Galapagos tortoises measure 3 feet long with a saddle-backed shell. They can live up to 150 or 200 years, eating just grasses and leaves during the wet season and cactus during the dry season on an arid, low, rocky island measuring just 23 square miles, according to Reuters.

The island is now covered with woody vegetation unsuited for tortoises, unlike the grassy place it was once. Gibbs said it could take hundreds of years for cactuses to reach previous levels.

Gibbs said the population numbered around 5,000 to 10,000 tortoises people arrived.

"The tortoises were hunted by buccaneers, whalers and other sea goers throughout the 18th and 19th centuries," said Linda Cayot, a herpetologist who is science advisor to the Galapagos Conservancy group, according to Reuters.

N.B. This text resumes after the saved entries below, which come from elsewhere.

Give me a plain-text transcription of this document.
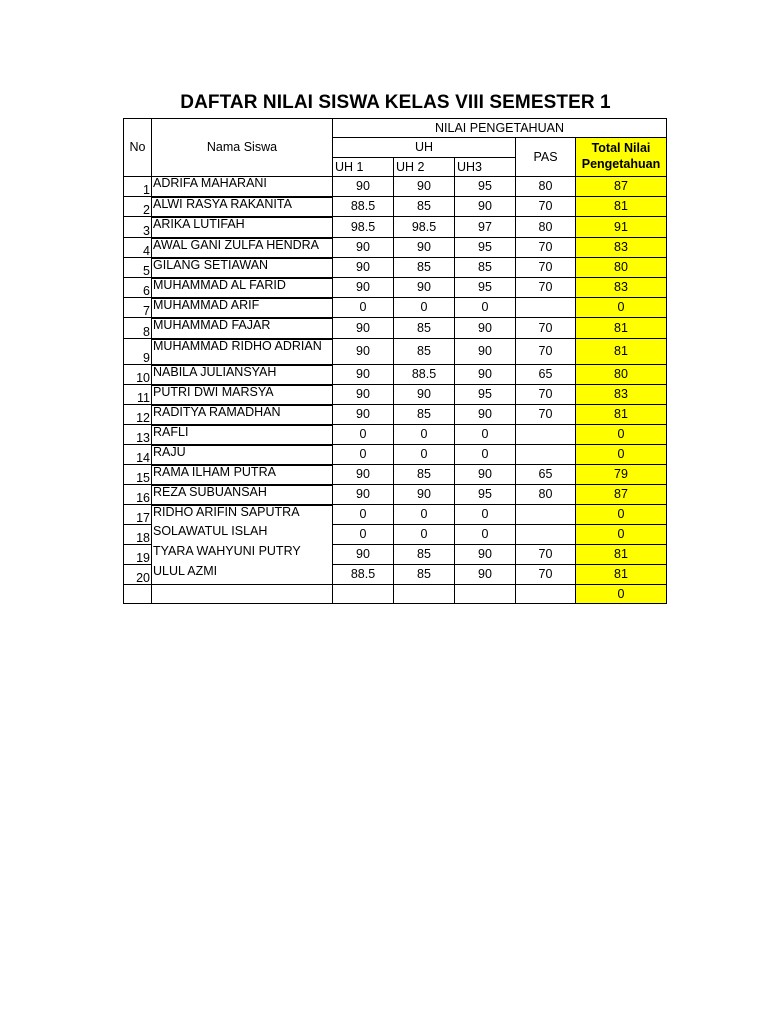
DAFTAR NILAI SISWA KELAS VIII SEMESTER 1
No	Nama Siswa	NILAI PENGETAHUAN				
		UH			PAS	Total Nilai
Pengetahuan

		UH 1	UH 2	UH3		
1	ADRIFA MAHARANI	90	90	95	80	87
2	ALWI RASYA RAKANITA	88.5	85	90	70	81
3	ARIKA LUTIFAH	98.5	98.5	97	80	91
4	AWAL GANI ZULFA HENDRA	90	90	95	70	83
5	GILANG SETIAWAN	90	85	85	70	80
6	MUHAMMAD AL FARID	90	90	95	70	83
7	MUHAMMAD ARIF	0	0	0		0
8	MUHAMMAD FAJAR	90	85	90	70	81
9	MUHAMMAD RIDHO ADRIAN	90	85	90	70	81
10	NABILA JULIANSYAH	90	88.5	90	65	80
11	PUTRI DWI MARSYA	90	90	95	70	83
12	RADITYA RAMADHAN	90	85	90	70	81
13	RAFLI	0	0	0		0
14	RAJU	0	0	0		0
15	RAMA ILHAM PUTRA	90	85	90	65	79
16	REZA SUBUANSAH	90	90	95	80	87
17	RIDHO ARIFIN SAPUTRA	0	0	0		0
18	SOLAWATUL ISLAH	0	0	0		0
19	TYARA WAHYUNI PUTRY	90	85	90	70	81
20	ULUL AZMI	88.5	85	90	70	81
						0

"They collected them live, stacked them in their holds, and had fresh meat on their long voyages. Tortoises can live up to a year without food or water, so a natural source of fresh meat," she added.

By the time the islands were protected as a national park in 1959, the tortoises had been given up as extinct.

Just 14 tortoises were found on Espanola, 12 females and two males. They were taken into captivity and a third male was found in the San Diego Zoo.

The population was rebuilt from those 15 through a breeding program in captivity before they were reintroduced to the island, according to Reuters.

"Nobody knew how to breed tortoises in captivity and the best zoos around the world had failed. The Galapagos National Park figured it out and actually became exceedingly effective at it," Gibbs said.